Why this matters beyond aesthetics

On the surface, hiding a search bar might seem like a cosmetic preference. In practice, it touches broader conversations about user agency on Android. Unlike many third-party launchers, the Pixel Launcher ships on Google's own hardware with no easy way to strip out its built-in search surface — a design choice that doubles as a persistent prompt for Google Search engagement. Giving users the ability to remove it signals, at least in a small way, a willingness to let the homescreen serve the user rather than the platform's own product goals.

For power users and Pixel owners who have long resorted to workarounds — such as adding a blank widget to cover the bar or switching to an entirely different launcher — a first-party toggle is a quality-of-life improvement that has been overdue since Android 16 laid the groundwork for widget-level customization on the Pixel Launcher.

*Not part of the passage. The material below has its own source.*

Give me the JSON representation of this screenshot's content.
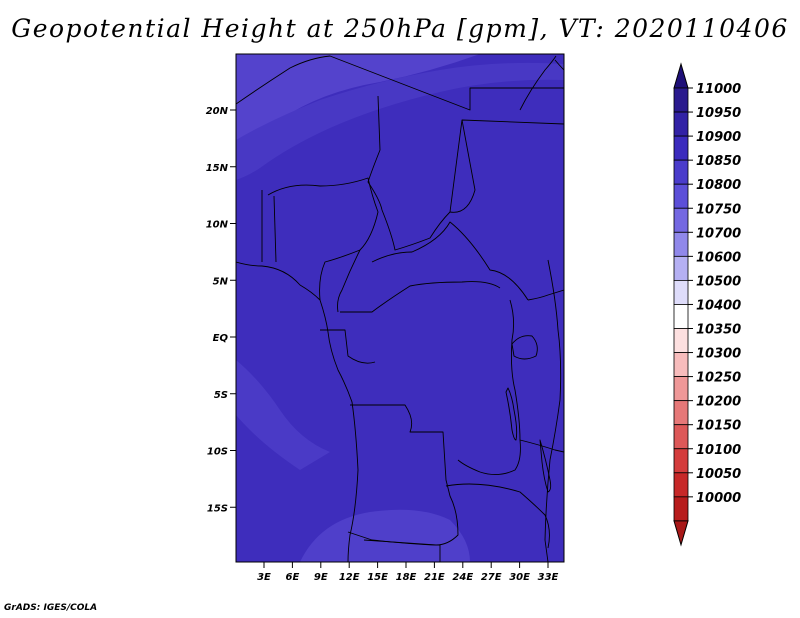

Editorial SiliconFeed is an automated feed: facts are checked against sources; copy is normalized and lightly edited for readers.

FAQ

Which Pixel phones will get the search bar toggle?
The toggle is part of the Pixel Launcher update shipping with Android 17 QPR1, so it should apply to all supported Google Pixel devices receiving that release. Google has not yet published a final list of eligible models, but historically, Pixel Launcher updates roll out to all active Pixel phones on the latest Android version.
When will the Android 17 QPR1 stable release land?
Google has not announced an exact date, but the second beta of Android 17 QPR1 was released shortly before the leak surfaced. Based on the typical Pixel Feature Drop schedule, the stable release is expected later this year, likely around August or September.
Does this toggle affect Google Search functionality on the phone?
Removing the search bar only hides the visual element from the homescreen. Google Search remains fully accessible through the app drawer, the in-app Google widget, voice commands, and the system-wide search gesture. The toggle is purely a homescreen customization option.